俺は犯人に対して殺意にも似た感情を抱いた。素直をこんなに傷つけるヤツは絶対に許せない。犯人は社会的にも処分するつもりだし、警察からの罰も受けて貰う。2度と素直に近付けないように対処する。俺は頭の中がフル稼働して犯人に対する怒りと素直を守りきれなかった情けなさで負の感情がドス黒く渦巻いていた。

しかし素直は俺に

「助けてくれて、ありがとうございます。」と礼を言ってくれた。

「守りきれなくてすまなかった。」

「いいえ、何もわからない間に何処へ連れて行かれるかわからなかったし、何をされるかもわからなかったけど、こうして琢磨さんが助けてくれたから今無事でいられるから。」

と言ってくれた。

俺はとにかく素直が拐われて怖かったと伝えたら、

「琢磨さんにも怖いものあったんですね(笑)」と素直は少しぎこちなく笑った。

そうだ、俺は素直が消えて怖かった。

一瞬でも、2度と会えないのではと考えたら頭の中が真っ白になった。

俺にとって素直は替えの効かない人間なんだと再認識した。

同じ失敗はもうしない。

次は起こらせない。

必ず全ての悪意から素直を守り抜くと自分自身に固く誓った。

事件の一報と素直の無事保護を聞いた祖父と父と美緒さんはすっ飛んで素直の様子を見に来た。

「怖い目にあったね。」

「もう大丈夫だからね。」

「よく頑張ったね。」

と口々に言って素直を心配していた。

勿論俺は3人から叱られたが、当然の事なので黙って聞いた。

祖父と父からも打診があったが、素直にSPをつける方向で話を進めている。

本人には内緒でやらないと

「大袈裟過ぎる」と辞退しかねないからだ。本人からしたら大袈裟でも俺達からしたらまだ甘い。もっと厳重に守りたいのだが、そこまですると素直が気にするだろうから、本人にバレないギリギリの線で、となった。

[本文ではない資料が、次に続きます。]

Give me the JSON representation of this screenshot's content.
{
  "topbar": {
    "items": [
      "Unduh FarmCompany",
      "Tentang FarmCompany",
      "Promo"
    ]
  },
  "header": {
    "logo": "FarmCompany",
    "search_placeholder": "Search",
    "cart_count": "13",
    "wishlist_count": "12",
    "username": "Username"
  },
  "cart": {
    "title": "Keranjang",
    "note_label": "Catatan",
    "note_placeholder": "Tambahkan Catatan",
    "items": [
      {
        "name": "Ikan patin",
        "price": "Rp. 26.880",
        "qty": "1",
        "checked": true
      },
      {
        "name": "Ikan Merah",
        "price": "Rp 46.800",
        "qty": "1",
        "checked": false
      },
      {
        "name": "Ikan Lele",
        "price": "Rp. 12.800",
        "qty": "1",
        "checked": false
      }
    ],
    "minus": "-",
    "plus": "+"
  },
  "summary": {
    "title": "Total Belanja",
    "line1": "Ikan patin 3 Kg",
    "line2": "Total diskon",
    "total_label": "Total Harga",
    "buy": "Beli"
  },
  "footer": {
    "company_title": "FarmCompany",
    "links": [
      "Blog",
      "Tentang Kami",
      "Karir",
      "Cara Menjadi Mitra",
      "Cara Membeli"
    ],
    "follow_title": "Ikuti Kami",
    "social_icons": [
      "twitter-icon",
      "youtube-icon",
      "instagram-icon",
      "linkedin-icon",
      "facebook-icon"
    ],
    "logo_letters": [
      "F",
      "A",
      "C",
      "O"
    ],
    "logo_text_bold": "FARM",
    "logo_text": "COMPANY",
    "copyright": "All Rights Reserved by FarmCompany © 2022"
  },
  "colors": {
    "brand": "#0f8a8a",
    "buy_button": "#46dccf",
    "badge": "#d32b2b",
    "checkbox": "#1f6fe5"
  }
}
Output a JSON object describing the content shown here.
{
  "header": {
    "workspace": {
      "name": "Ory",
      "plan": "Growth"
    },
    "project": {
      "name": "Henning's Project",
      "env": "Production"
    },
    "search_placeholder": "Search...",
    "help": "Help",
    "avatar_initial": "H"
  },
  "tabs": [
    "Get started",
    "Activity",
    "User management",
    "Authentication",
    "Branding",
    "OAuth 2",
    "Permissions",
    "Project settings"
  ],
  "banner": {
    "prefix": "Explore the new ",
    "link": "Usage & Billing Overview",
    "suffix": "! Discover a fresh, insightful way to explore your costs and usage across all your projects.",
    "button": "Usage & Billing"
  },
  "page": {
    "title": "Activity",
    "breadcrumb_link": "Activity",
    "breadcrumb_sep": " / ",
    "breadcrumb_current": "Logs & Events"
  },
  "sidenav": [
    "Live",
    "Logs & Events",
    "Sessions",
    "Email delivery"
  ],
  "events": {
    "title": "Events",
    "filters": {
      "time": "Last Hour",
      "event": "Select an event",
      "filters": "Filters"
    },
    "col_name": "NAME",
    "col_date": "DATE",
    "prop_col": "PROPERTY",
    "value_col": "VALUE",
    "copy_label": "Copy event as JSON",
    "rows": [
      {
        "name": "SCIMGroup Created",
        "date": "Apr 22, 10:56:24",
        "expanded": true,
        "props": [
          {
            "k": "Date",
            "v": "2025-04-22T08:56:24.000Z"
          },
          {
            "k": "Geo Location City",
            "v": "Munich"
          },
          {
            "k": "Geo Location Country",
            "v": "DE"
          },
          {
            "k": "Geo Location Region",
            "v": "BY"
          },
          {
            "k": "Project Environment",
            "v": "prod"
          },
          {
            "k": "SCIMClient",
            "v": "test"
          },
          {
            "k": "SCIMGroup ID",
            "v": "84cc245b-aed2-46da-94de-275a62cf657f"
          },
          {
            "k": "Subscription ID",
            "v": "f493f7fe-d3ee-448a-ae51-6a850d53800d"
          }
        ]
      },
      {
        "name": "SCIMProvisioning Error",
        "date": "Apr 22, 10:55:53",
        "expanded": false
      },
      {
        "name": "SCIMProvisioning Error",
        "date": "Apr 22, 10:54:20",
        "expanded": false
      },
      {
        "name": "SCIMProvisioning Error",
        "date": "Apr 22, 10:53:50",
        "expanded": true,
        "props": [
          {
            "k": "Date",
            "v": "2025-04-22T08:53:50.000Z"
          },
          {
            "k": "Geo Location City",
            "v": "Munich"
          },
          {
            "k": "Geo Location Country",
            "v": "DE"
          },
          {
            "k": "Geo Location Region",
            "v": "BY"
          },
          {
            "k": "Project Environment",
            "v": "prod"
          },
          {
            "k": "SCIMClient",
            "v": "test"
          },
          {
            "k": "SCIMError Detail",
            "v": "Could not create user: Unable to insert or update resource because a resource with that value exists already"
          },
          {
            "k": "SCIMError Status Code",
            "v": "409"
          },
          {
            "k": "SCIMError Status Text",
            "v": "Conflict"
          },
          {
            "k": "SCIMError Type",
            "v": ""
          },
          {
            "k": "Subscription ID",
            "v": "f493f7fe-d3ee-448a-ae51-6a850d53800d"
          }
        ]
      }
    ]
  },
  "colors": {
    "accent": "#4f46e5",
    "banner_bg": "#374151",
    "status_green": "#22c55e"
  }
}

SPは俺の自宅から1歩でも出たら付く事にした。祖父と父にとっても素直は替えの効かない人間なのだ。

人を疑ってかかる祖父達がここまで気に入る人間も珍しいが、俺の婚約者ってだけじゃなく娘、孫として大切に思ってくれているんだろう。

警察からの連絡で拐った犯人の背後に丸全工業の丸山豊がいた事がわかった。俺はアイツだけは何があっても絶対に許さない。社会的にも抹殺する。

簡単に赦されると思うな。

素直の体調が落ち着いたので自宅に連れ帰る事にした。勿論歩かせるつもりはない。俺が抱いて移動している。

素直は「歩けますから!」と言うが祖父と父も「琢磨に連れていって貰いなさい。」と今日ばかりは俺の味方だ。

帰宅後も祖父や父やメイド長達に気遣われ恐縮していた素直だったが、俺が部屋に連れて行くと、フッと肩の力が抜けたようで

「琢磨さんちなのに『家に帰ってきた』気がします(笑)」

と笑った。

「そうだ、家に帰ってきたんだよ。安心していいぞ。」

と言うと

「そうですね(笑)」

と言っていた。

素直を風呂へ連れていき、出てくるのを待っていると

「わ!?何でいるんですか?」

と驚かれたが風呂上がりの素直をドレッサーに座らせ、俺が素直の髪を乾かし再度抱き上げてベッドに寝かせたら「今日の琢磨さん過保護ですよ?」

と言われたが、

「今後も同じようにするつもりだ。」

と伝えたら、

「過保護過ぎます。琢磨さんの時間をもっと大事にして下さい。」

と拒否された。しかし俺は止めるつもりはサラサラないので「わかった」とだけ返事しておいた。

こうして、初デートの1日は終わった。